H es pelirrojo. No hay muchos jóvenes pelirrojos en este cantón costero de Ahuachapán. Tampoco hay muchos que tengan ese marcado acento mexicano que en realidad es acento chicano. Se le pegó en Denver, Colorado.
H es un buen chico, que vive en casa de sus padres y los domingos juega a fútbol con amigos más jóvenes y menos viajados que él en la cancha de la escuela. Vigila que su hermano menor no ande en malos pasos y trabaja cuando puede, cuando sale algún trabajo suelto. Con eso va saliendo.
H fue alcohólico y drogadicto, pero lo dejó. Mientras estuvo en Estados Unidos fue un vago, pero no se metió en pandillas. Por suerte, dice.
H ha sido deportado dos veces y ese es su único conflicto con la justicia en Estados Unidos.
H cuenta que la segunda vez que pasó la frontera entre México y el estado de Texas, a pie, cargaba a la espalda una mochila con 24 kilos de cocaína. Igual que los otros siete de su grupo. Era una forma de cruzar gratis. Era una oportunidad para tener algunos miles de dólares para empezar de nuevo cuando, entregada la mochila, llegara a Denver.
Eso convierte a H en mula, o a efectos penales en traficante de drogas, pero en realidad eso no es lo suyo. Cuando le cachó la policía de migración no llevaba la cocaína consigo. Como los otros siete del grupo, unas horas antes la había dejado escondida en un lugar acordado, por precaución. Debían volver por ella antes de terminar el día pero ya no pudieron hacerlo. Mala suerte. Probablemente alguien detrás de ellos se ocupó de recogerla y llevarla a su destino mientras ellos eran devueltos a este lado de la frontera.
H quiere irse de nuevo. No sabe aún cuándo. Tiene dos hijos en Denver.
Mientras, H juega a fútbol, trabaja de vez en cuando y trata de que los bichos del cantón no anden en malos pasos. Aquí no hay pandillas. Nunca las hubo. Entre todos se las han arreglado para que la comunidad sea sana y no haya de eso. No hay muchos lugares así en El Salvador.

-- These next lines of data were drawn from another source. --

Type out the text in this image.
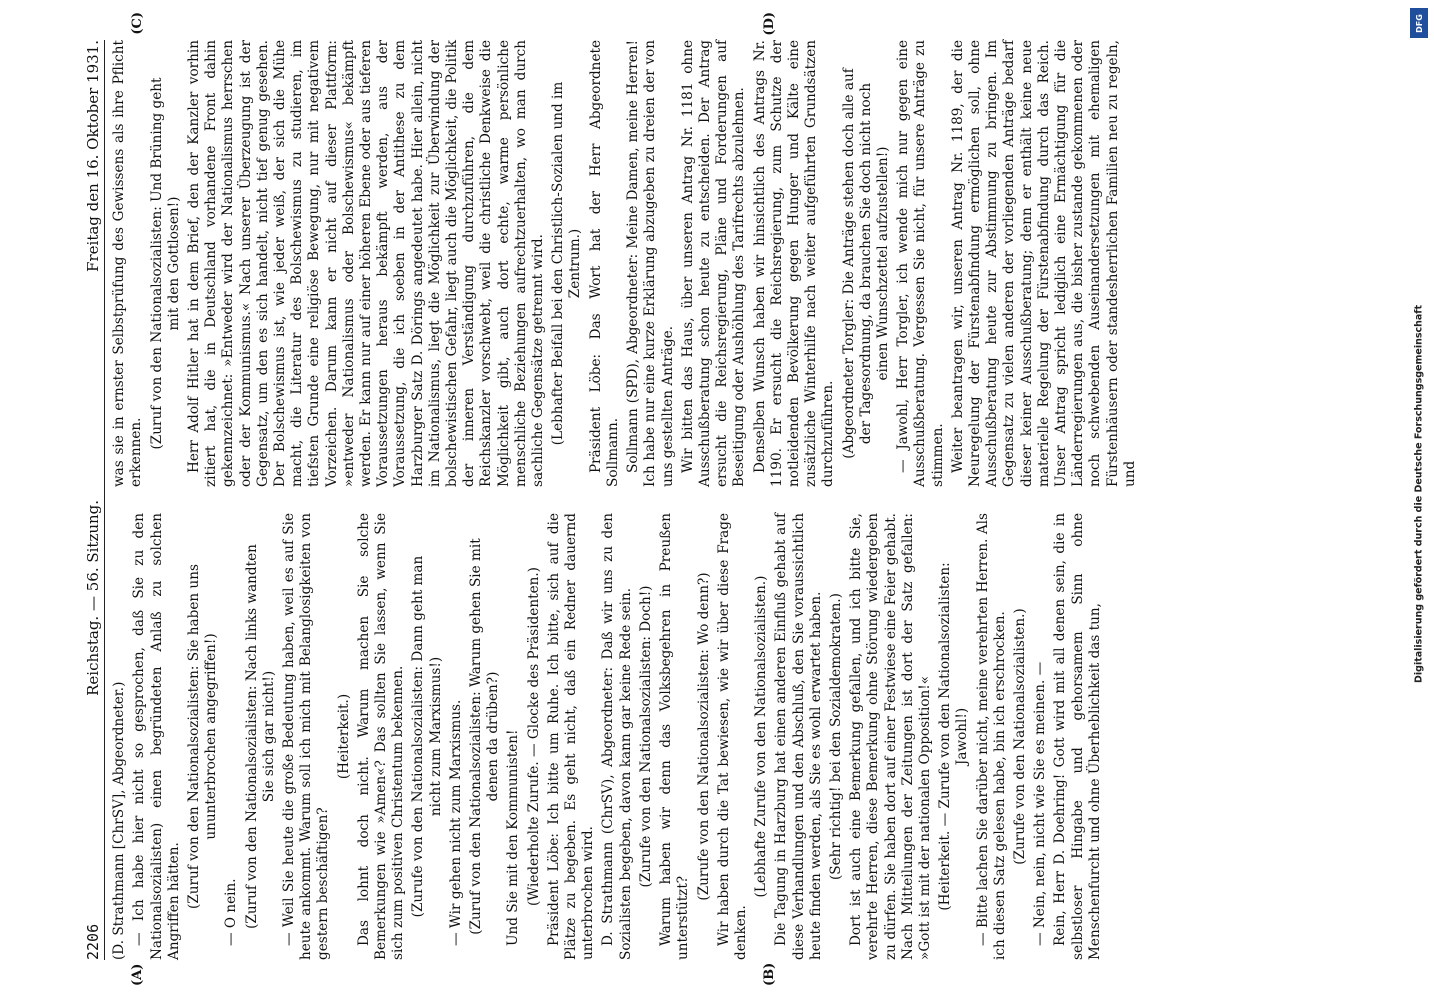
2206
Reichstag. — 56. Sitzung.
Freitag den 16. Oktober 1931.
(A)	(B)
(C)	(D)

(D. Strathmann [ChrSV], Abgeordneter.) — Ich habe hier nicht so gesprochen, daß Sie zu den Nationalsozialisten) einen begründeten Anlaß zu solchen Angriffen hätten. (Zuruf von den Nationalsozialisten: Sie haben uns ununterbrochen angegriffen!)

— O nein. (Zuruf von den Nationalsozialisten: Nach links wandten Sie sich gar nicht!) — Weil Sie heute die große Bedeutung haben, weil es auf Sie heute ankommt. Warum soll ich mich mit Belanglosigkeiten von gestern beschäftigen?

(Heiterkeit.) Das lohnt doch nicht. Warum machen Sie solche Bemerkungen wie »Amen«? Das sollten Sie lassen, wenn Sie sich zum positiven Christentum bekennen. (Zurufe von den Nationalsozialisten: Dann geht man nicht zum Marxismus!) — Wir gehen nicht zum Marxismus. (Zuruf von den Nationalsozialisten: Warum gehen Sie mit denen da drüben?) Und Sie mit den Kommunisten! (Wiederholte Zurufe. — Glocke des Präsidenten.) Präsident Löbe: Ich bitte um Ruhe. Ich bitte, sich auf die Plätze zu begeben. Es geht nicht, daß ein Redner dauernd unterbrochen wird. D. Strathmann (ChrSV), Abgeordneter: Daß wir uns zu den Sozialisten begeben, davon kann gar keine Rede sein. (Zurufe von den Nationalsozialisten: Doch!) Warum haben wir denn das Volksbegehren in Preußen unterstützt?

(Zurufe von den Nationalsozialisten: Wo denn?) Wir haben durch die Tat bewiesen, wie wir über diese Frage denken.

(Lebhafte Zurufe von den Nationalsozialisten.) Die Tagung in Harzburg hat einen anderen Einfluß gehabt auf diese Verhandlungen und den Abschluß, den Sie voraussichtlich heute finden werden, als Sie es wohl erwartet haben. (Sehr richtig! bei den Sozialdemokraten.) Dort ist auch eine Bemerkung gefallen, und ich bitte Sie, verehrte Herren, diese Bemerkung ohne Störung wiedergeben zu dürfen. Sie haben dort auf einer Festwiese eine Feier gehabt. Nach Mitteilungen der Zeitungen ist dort der Satz gefallen: »Gott ist mit der nationalen Opposition!« (Heiterkeit. — Zurufe von den Nationalsozialisten: Jawohl!) — Bitte lachen Sie darüber nicht, meine verehrten Herren. Als ich diesen Satz gelesen habe, bin ich erschrocken. (Zurufe von den Nationalsozialisten.) — Nein, nein, nicht wie Sie es meinen. — Rein, Herr D. Doehring! Gott wird mit all denen sein, die in selbstloser Hingabe und gehorsamem Sinn ohne Menschenfurcht und ohne Überheblichkeit das tun,

was sie in ernster Selbstprüfung des Gewissens als ihre Pflicht erkennen.

(Zuruf von den Nationalsozialisten: Und Brüning geht mit den Gottlosen!) Herr Adolf Hitler hat in dem Brief, den der Kanzler vorhin zitiert hat, die in Deutschland vorhandene Front dahin gekennzeichnet: »Entweder wird der Nationalismus herrschen oder der Kommunismus.« Nach unserer Überzeugung ist der Gegensatz, um den es sich handelt, nicht tief genug gesehen. Der Bolschewismus ist, wie jeder weiß, der sich die Mühe macht, die Literatur des Bolschewismus zu studieren, im tiefsten Grunde eine religiöse Bewegung, nur mit negativem Vorzeichen. Darum kann er nicht auf dieser Plattform: »entweder Nationalismus oder Bolschewismus« bekämpft werden. Er kann nur auf einer höheren Ebene oder aus tieferen Voraussetzungen heraus bekämpft werden, aus der Voraussetzung, die ich soeben in der Antithese zu dem Harzburger Satz D. Dörings angedeutet habe. Hier allein, nicht im Nationalismus, liegt die Möglichkeit zur Überwindung der bolschewistischen Gefahr, liegt auch die Möglichkeit, die Politik der inneren Verständigung durchzuführen, die dem Reichskanzler vorschwebt, weil die christliche Denkweise die Möglichkeit gibt, auch dort echte, warme persönliche menschliche Beziehungen aufrechtzuerhalten, wo man durch sachliche Gegensätze getrennt wird. (Lebhafter Beifall bei den Christlich-Sozialen und im Zentrum.) Präsident Löbe: Das Wort hat der Herr Abgeordnete Sollmann. Sollmann (SPD), Abgeordneter: Meine Damen, meine Herren! Ich habe nur eine kurze Erklärung abzugeben zu dreien der von uns gestellten Anträge. Wir bitten das Haus, über unseren Antrag Nr. 1181 ohne Ausschußberatung schon heute zu entscheiden. Der Antrag ersucht die Reichsregierung, Pläne und Forderungen auf Beseitigung oder Aushöhlung des Tarifrechts abzulehnen. Denselben Wunsch haben wir hinsichtlich des Antrags Nr. 1190. Er ersucht die Reichsregierung, zum Schutze der notleidenden Bevölkerung gegen Hunger und Kälte eine zusätzliche Winterhilfe nach weiter aufgeführten Grundsätzen durchzuführen. (Abgeordneter Torgler: Die Anträge stehen doch alle auf der Tagesordnung, da brauchen Sie doch nicht noch einen Wunschzettel aufzustellen!) — Jawohl, Herr Torgler, ich wende mich nur gegen eine Ausschußberatung. Vergessen Sie nicht, für unsere Anträge zu stimmen. Weiter beantragen wir, unseren Antrag Nr. 1189, der die Neuregelung der Fürstenabfindung ermöglichen soll, ohne Ausschußberatung heute zur Abstimmung zu bringen. Im Gegensatz zu vielen anderen der vorliegenden Anträge bedarf dieser keiner Ausschußberatung; denn er enthält keine neue materielle Regelung der Fürstenabfindung durch das Reich. Unser Antrag spricht lediglich eine Ermächtigung für die Länderregierungen aus, die bisher zustande gekommenen oder noch schwebenden Auseinandersetzungen mit ehemaligen Fürstenhäusern oder standesherrlichen Familien neu zu regeln, und

DFG
Digitalisierung gefördert durch die Deutsche Forschungsgemeinschaft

Hace tres semanas, cuatro pandilleros llegaron al cantón. A pasar el rato, dijeron. De joda. Se encerraron a beber en casa de una familia del lugar. La hija menor los conocía. H y otros 20 jóvenes y hombres se armaron con corvos y las dos pistolas que un par de cuidadores de ranchos tenían, y se fueron en pick ups y a pie a tratar de dar cacería a los pandilleros. Los siguieron por las calles de polvo de todo el cantón y por la playa. Unos 40 minutos duró la cosa. Los tenían ya casi rodeados pero los pandilleros se refugiaron en la casa de sus anfitriones y, aunque sobraban ganas y alguien lo propuso, nadie se atrevió a entrar por la fuerza a sacarlos de ahí. Tal vez por eso H no es un asesino sino un buen chico que protege a su comunidad de ladrones y asesinos.
Los pandilleros se fueron al día siguiente. H sigue jugando al fútbol los domingos y se quiere ir hacia Denver de nuevo. Pronto. Quiere ver a sus hijos. No sabe si llevará mochila.